Hungary eventually fought off Poland and Slovakia for the Hankook plant. In March, the European Commission gave approval to €58m in investment aid from Budapest to the company, which is planning a third phase expansion of its Hungarian facilities.
That kind of approach is back in vogue in the Czech Republic. The strategy changed when the Petr Necas' centre-right government was replaced by an interim administration in mid-2013, suggests Ondrej Votruba, head of investment agency CzechInvest, although he doubts that official policy would have ruled out offering incentives to Hankook. "We started to feel stronger political support," he tells bne of the effort to stave off competition from as many as seven CEE states for the Nexen deal.
That support appeared to increase when the centre-left coalition took power in January. "The top priority is jobs," Votruba continues. "Unemployment figures this year set a new record. While we also want to raise the tech level of Czech industry, we can't focus solely on high added-value projects. Those that employ mass workforces are rarely working in that sphere."
Mladek told reporters on July 17 that Prague handed incentives to 84 foreign companies, and 54 of their domestic peers, in the first half of this year. Overall, the minister claimed the country would see up to 14,000 new jobs created.

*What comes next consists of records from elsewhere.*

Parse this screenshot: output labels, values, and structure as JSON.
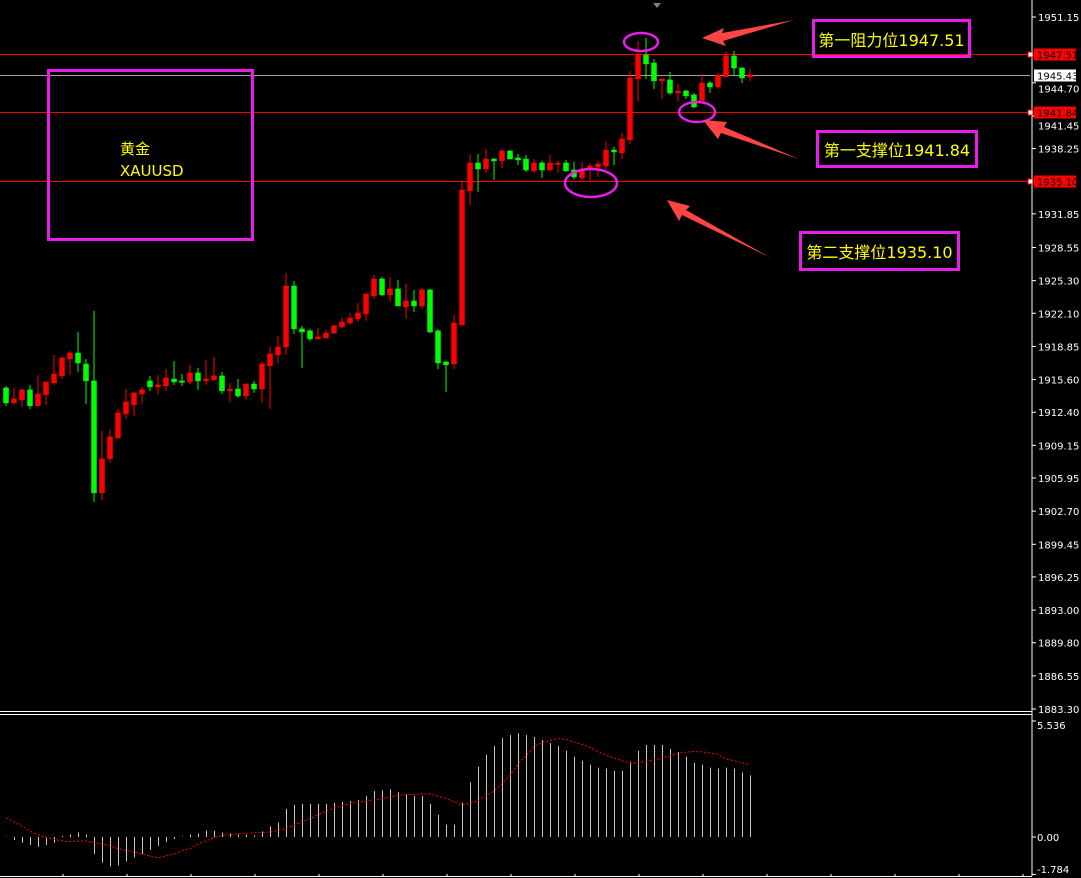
{
  "symbol_box": {
    "name_cn": "黄金",
    "ticker": "XAUUSD"
  },
  "annotations": [
    {
      "label": "第一阻力位1947.51"
    },
    {
      "label": "第一支撑位1941.84"
    },
    {
      "label": "第二支撑位1935.10"
    }
  ],
  "colors": {
    "background": "#000000",
    "up_candle": "#ff0000",
    "down_candle": "#00ff00",
    "level_line": "#ff0000",
    "bid_line": "#a0a0a0",
    "annotation_border": "#e81ee8",
    "annotation_text": "#ffff00",
    "arrow": "#ff4444",
    "histogram": "#c8c8c8",
    "signal_line": "#ff0000"
  },
  "chart_data": [
    {
      "type": "candlestick",
      "ohlc_order": [
        "open",
        "high",
        "low",
        "close"
      ],
      "up_color_meaning": "red = close above open, green = close below open",
      "ylim": [
        1883.3,
        1951.15
      ],
      "y_ticks": [
        "1951.15",
        "1944.70",
        "1941.45",
        "1938.25",
        "1931.85",
        "1928.55",
        "1925.30",
        "1922.10",
        "1918.85",
        "1915.60",
        "1912.40",
        "1909.15",
        "1905.95",
        "1902.70",
        "1899.45",
        "1896.25",
        "1893.00",
        "1889.80",
        "1886.55",
        "1883.30"
      ],
      "levels": [
        {
          "label": "1947.51",
          "value": 1947.51,
          "style": "red"
        },
        {
          "label": "1945.43",
          "value": 1945.43,
          "style": "bid"
        },
        {
          "label": "1941.84",
          "value": 1941.84,
          "style": "red"
        },
        {
          "label": "1935.10",
          "value": 1935.1,
          "style": "red"
        }
      ],
      "candles": [
        [
          1914.78,
          1914.98,
          1913.02,
          1913.31
        ],
        [
          1913.31,
          1914.78,
          1913.11,
          1913.7
        ],
        [
          1913.6,
          1914.68,
          1912.92,
          1914.59
        ],
        [
          1914.59,
          1915.08,
          1912.72,
          1913.02
        ],
        [
          1913.02,
          1916.06,
          1913.02,
          1914.19
        ],
        [
          1914.1,
          1915.37,
          1913.11,
          1915.37
        ],
        [
          1915.27,
          1918.02,
          1915.08,
          1916.15
        ],
        [
          1915.96,
          1917.82,
          1915.66,
          1917.72
        ],
        [
          1917.62,
          1918.41,
          1916.06,
          1918.21
        ],
        [
          1918.21,
          1920.27,
          1916.35,
          1917.23
        ],
        [
          1917.13,
          1917.62,
          1913.21,
          1915.47
        ],
        [
          1915.47,
          1922.33,
          1903.6,
          1904.49
        ],
        [
          1904.49,
          1910.57,
          1903.8,
          1907.82
        ],
        [
          1907.82,
          1910.66,
          1907.43,
          1909.98
        ],
        [
          1909.88,
          1912.72,
          1909.78,
          1912.33
        ],
        [
          1912.23,
          1914.68,
          1911.74,
          1913.41
        ],
        [
          1913.11,
          1914.39,
          1912.04,
          1914.29
        ],
        [
          1914.19,
          1914.88,
          1913.21,
          1914.59
        ],
        [
          1915.47,
          1915.96,
          1914.49,
          1914.88
        ],
        [
          1914.88,
          1916.06,
          1914.19,
          1915.08
        ],
        [
          1914.98,
          1916.64,
          1914.49,
          1915.76
        ],
        [
          1915.66,
          1917.43,
          1915.08,
          1915.37
        ],
        [
          1915.47,
          1916.15,
          1914.98,
          1915.37
        ],
        [
          1915.37,
          1917.04,
          1915.17,
          1916.25
        ],
        [
          1916.25,
          1916.74,
          1914.59,
          1915.47
        ],
        [
          1915.47,
          1917.53,
          1915.08,
          1915.66
        ],
        [
          1915.57,
          1917.82,
          1915.57,
          1915.96
        ],
        [
          1915.96,
          1916.35,
          1914.19,
          1914.49
        ],
        [
          1914.49,
          1915.27,
          1913.41,
          1914.68
        ],
        [
          1914.68,
          1915.66,
          1913.8,
          1914.0
        ],
        [
          1914.0,
          1915.17,
          1913.6,
          1915.17
        ],
        [
          1915.17,
          1915.47,
          1914.29,
          1914.68
        ],
        [
          1914.68,
          1917.33,
          1913.31,
          1917.13
        ],
        [
          1916.94,
          1918.8,
          1912.72,
          1918.11
        ],
        [
          1918.02,
          1919.88,
          1917.23,
          1918.8
        ],
        [
          1918.8,
          1926.06,
          1918.02,
          1924.78
        ],
        [
          1924.78,
          1925.27,
          1920.08,
          1920.57
        ],
        [
          1920.57,
          1920.86,
          1916.74,
          1920.27
        ],
        [
          1920.37,
          1920.57,
          1919.39,
          1919.59
        ],
        [
          1919.59,
          1920.66,
          1919.49,
          1919.78
        ],
        [
          1919.68,
          1920.47,
          1919.59,
          1920.17
        ],
        [
          1920.17,
          1920.96,
          1920.08,
          1920.86
        ],
        [
          1920.76,
          1921.64,
          1920.66,
          1921.25
        ],
        [
          1921.15,
          1922.13,
          1920.96,
          1921.64
        ],
        [
          1921.55,
          1923.11,
          1921.25,
          1922.13
        ],
        [
          1922.04,
          1924.0,
          1921.35,
          1924.0
        ],
        [
          1923.8,
          1925.86,
          1923.51,
          1925.47
        ],
        [
          1925.47,
          1925.66,
          1923.8,
          1923.9
        ],
        [
          1923.9,
          1925.66,
          1923.21,
          1924.49
        ],
        [
          1924.49,
          1925.37,
          1922.82,
          1922.82
        ],
        [
          1922.72,
          1924.98,
          1921.55,
          1923.31
        ],
        [
          1923.31,
          1924.39,
          1922.23,
          1922.82
        ],
        [
          1922.82,
          1924.59,
          1922.53,
          1924.39
        ],
        [
          1924.39,
          1924.49,
          1920.17,
          1920.27
        ],
        [
          1920.37,
          1920.57,
          1916.64,
          1917.23
        ],
        [
          1917.33,
          1917.43,
          1914.39,
          1917.04
        ],
        [
          1917.13,
          1921.94,
          1916.64,
          1921.15
        ],
        [
          1920.96,
          1934.98,
          1920.86,
          1934.19
        ],
        [
          1934.1,
          1937.72,
          1932.72,
          1936.84
        ],
        [
          1936.84,
          1937.72,
          1934.0,
          1936.25
        ],
        [
          1936.25,
          1938.21,
          1935.86,
          1937.23
        ],
        [
          1937.23,
          1937.33,
          1935.17,
          1937.04
        ],
        [
          1937.04,
          1938.21,
          1936.35,
          1938.02
        ],
        [
          1938.02,
          1938.11,
          1937.23,
          1937.23
        ],
        [
          1937.33,
          1937.72,
          1936.64,
          1937.13
        ],
        [
          1937.23,
          1937.62,
          1935.96,
          1936.15
        ],
        [
          1936.06,
          1937.23,
          1935.86,
          1936.84
        ],
        [
          1936.84,
          1937.04,
          1935.37,
          1936.15
        ],
        [
          1936.15,
          1937.62,
          1936.06,
          1936.84
        ],
        [
          1936.74,
          1937.04,
          1935.86,
          1936.84
        ],
        [
          1936.84,
          1937.13,
          1935.96,
          1936.06
        ],
        [
          1936.15,
          1936.94,
          1935.27,
          1935.47
        ],
        [
          1935.37,
          1936.94,
          1935.17,
          1936.15
        ],
        [
          1936.35,
          1936.84,
          1934.98,
          1936.55
        ],
        [
          1936.45,
          1937.04,
          1935.47,
          1936.74
        ],
        [
          1936.55,
          1938.9,
          1936.15,
          1938.11
        ],
        [
          1938.11,
          1938.41,
          1936.64,
          1937.92
        ],
        [
          1937.82,
          1939.78,
          1937.23,
          1939.19
        ],
        [
          1939.1,
          1945.86,
          1938.7,
          1945.17
        ],
        [
          1945.08,
          1948.8,
          1942.82,
          1947.43
        ],
        [
          1947.43,
          1949.1,
          1945.08,
          1946.55
        ],
        [
          1946.64,
          1947.04,
          1944.1,
          1944.88
        ],
        [
          1944.88,
          1945.08,
          1943.11,
          1945.08
        ],
        [
          1944.98,
          1945.76,
          1943.51,
          1943.7
        ],
        [
          1943.7,
          1944.59,
          1942.82,
          1943.9
        ],
        [
          1943.9,
          1944.0,
          1943.11,
          1943.41
        ],
        [
          1943.51,
          1943.7,
          1942.23,
          1942.33
        ],
        [
          1942.92,
          1945.57,
          1942.92,
          1944.68
        ],
        [
          1944.68,
          1944.88,
          1943.7,
          1944.29
        ],
        [
          1944.29,
          1945.66,
          1944.1,
          1945.47
        ],
        [
          1945.27,
          1947.82,
          1945.27,
          1947.33
        ],
        [
          1947.33,
          1947.82,
          1945.47,
          1946.15
        ],
        [
          1946.15,
          1946.25,
          1944.68,
          1945.17
        ],
        [
          1945.27,
          1946.06,
          1944.88,
          1945.47
        ]
      ]
    },
    {
      "type": "bar",
      "subtype": "oscillator histogram with signal line",
      "ylim": [
        -1.784,
        5.536
      ],
      "y_ticks": [
        "5.536",
        "0.00",
        "-1.784"
      ],
      "histogram": [
        0.02,
        -0.14,
        -0.27,
        -0.38,
        -0.47,
        -0.38,
        -0.28,
        0.05,
        0.12,
        0.22,
        0.12,
        -0.81,
        -1.22,
        -1.41,
        -1.36,
        -1.17,
        -0.98,
        -0.81,
        -0.61,
        -0.42,
        -0.23,
        -0.09,
        0,
        0.12,
        0.17,
        0.31,
        0.3,
        0.22,
        0.17,
        0.12,
        0.12,
        0.08,
        0.27,
        0.5,
        0.69,
        1.34,
        1.53,
        1.58,
        1.58,
        1.58,
        1.58,
        1.63,
        1.67,
        1.72,
        1.77,
        1.95,
        2.19,
        2.23,
        2.28,
        2.14,
        2.05,
        1.95,
        1.95,
        1.58,
        1.06,
        0.59,
        0.59,
        1.64,
        2.61,
        3.36,
        3.92,
        4.34,
        4.72,
        4.86,
        4.95,
        4.86,
        4.77,
        4.63,
        4.48,
        4.34,
        4.11,
        3.83,
        3.64,
        3.45,
        3.31,
        3.27,
        3.17,
        3.17,
        3.59,
        4.11,
        4.39,
        4.39,
        4.39,
        4.2,
        4.06,
        3.83,
        3.55,
        3.45,
        3.31,
        3.27,
        3.31,
        3.27,
        3.08,
        2.94
      ],
      "signal": [
        0.91,
        0.72,
        0.52,
        0.28,
        0.12,
        -0.03,
        -0.11,
        -0.19,
        -0.22,
        -0.19,
        -0.19,
        -0.27,
        -0.33,
        -0.42,
        -0.55,
        -0.64,
        -0.73,
        -0.81,
        -0.91,
        -1.0,
        -0.89,
        -0.81,
        -0.66,
        -0.55,
        -0.34,
        -0.19,
        -0.03,
        0.08,
        0.12,
        0.16,
        0.19,
        0.2,
        0.2,
        0.25,
        0.3,
        0.41,
        0.56,
        0.72,
        0.88,
        1.06,
        1.23,
        1.38,
        1.5,
        1.59,
        1.67,
        1.72,
        1.77,
        1.83,
        1.91,
        2.0,
        2.02,
        2.02,
        2.06,
        2.06,
        1.95,
        1.84,
        1.67,
        1.53,
        1.61,
        1.73,
        1.95,
        2.19,
        2.55,
        2.94,
        3.48,
        3.88,
        4.3,
        4.5,
        4.61,
        4.7,
        4.66,
        4.53,
        4.42,
        4.27,
        4.08,
        3.91,
        3.77,
        3.64,
        3.53,
        3.53,
        3.61,
        3.67,
        3.77,
        3.86,
        3.98,
        4.05,
        4.08,
        4.06,
        4.02,
        3.94,
        3.72,
        3.64,
        3.55,
        3.45
      ]
    }
  ]
}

While relatively low in a European context, the Czech unemployment rate peaked at 8.6% in January following the country's longest ever recession in 2013. And joblessness reaches 12% in the worst hit regions of the country, such as around the former industrial hub Usti nad Labem in the northwest. The 1,000 jobs or so that Nexen will bring to the area will be hugely welcome.
Meanwhile, on a national level improving the job market is vital to help the economy in its steady but sluggish recovery. The traditionally conservative Czech consumer all but disappeared during the crisis, leaving exports as the only meaningful driver of the economy.
Look east
The effort to get domestic economic forces back on their feet reflects another issue exposed by the crisis – the need to diversify trade and investment. The Czech Republic's huge dependence on Eurozone demand for exports saw it hit particularly hard when the single currency area succumbed to the sovereign debt crisis.
Even if they do extend the country's over-reliance on the auto sector, the twin arrivals from South Korea are still a boon. The feeling is mutual; delegations from Seoul have clocked up a lot of air miles travelling to Visegrad recently.
Slovak Foreign Minister Miroslav Lajcak credited South Korea with being his country's "most important non-European investor" as he received a visiting party in July. Meanwhile, Seoul has been highly vocal about its plan to submit a bid on the roughly €10bn project to expand the Temelin nuclear power plant, even though Czech utility CEZ hasn't yet officially announced plans to resurrect the tender that it aborted in April.
The new Czech government has also spent the year pushing to deepen ties with China, even stating that economic concerns trump those of human rights. The signs are promising, although Beijing is notoriously slow in matching talk of investment with hard cash.
The Czech-Chinese Chamber of Cooperation said in July that Chinese pharmaceuticals are eyeing the Czech Republic as a potential base for their EU operations. The same month, state-owned China Railway Signal & Communication Corporation signed a deal to buy 51% percent in tram builder Inekon Group – a deal that should set it up to participate in rapid development of public transport in the giant Asian market.
"Limited resources" at CzechInvest, means those countries already covered by its office network are the top targets says Votruba. While that includes stalwarts Germany, the US, UK and Japan, China also features on the list. "We plan to open a new office in South Korea in 2015," he adds.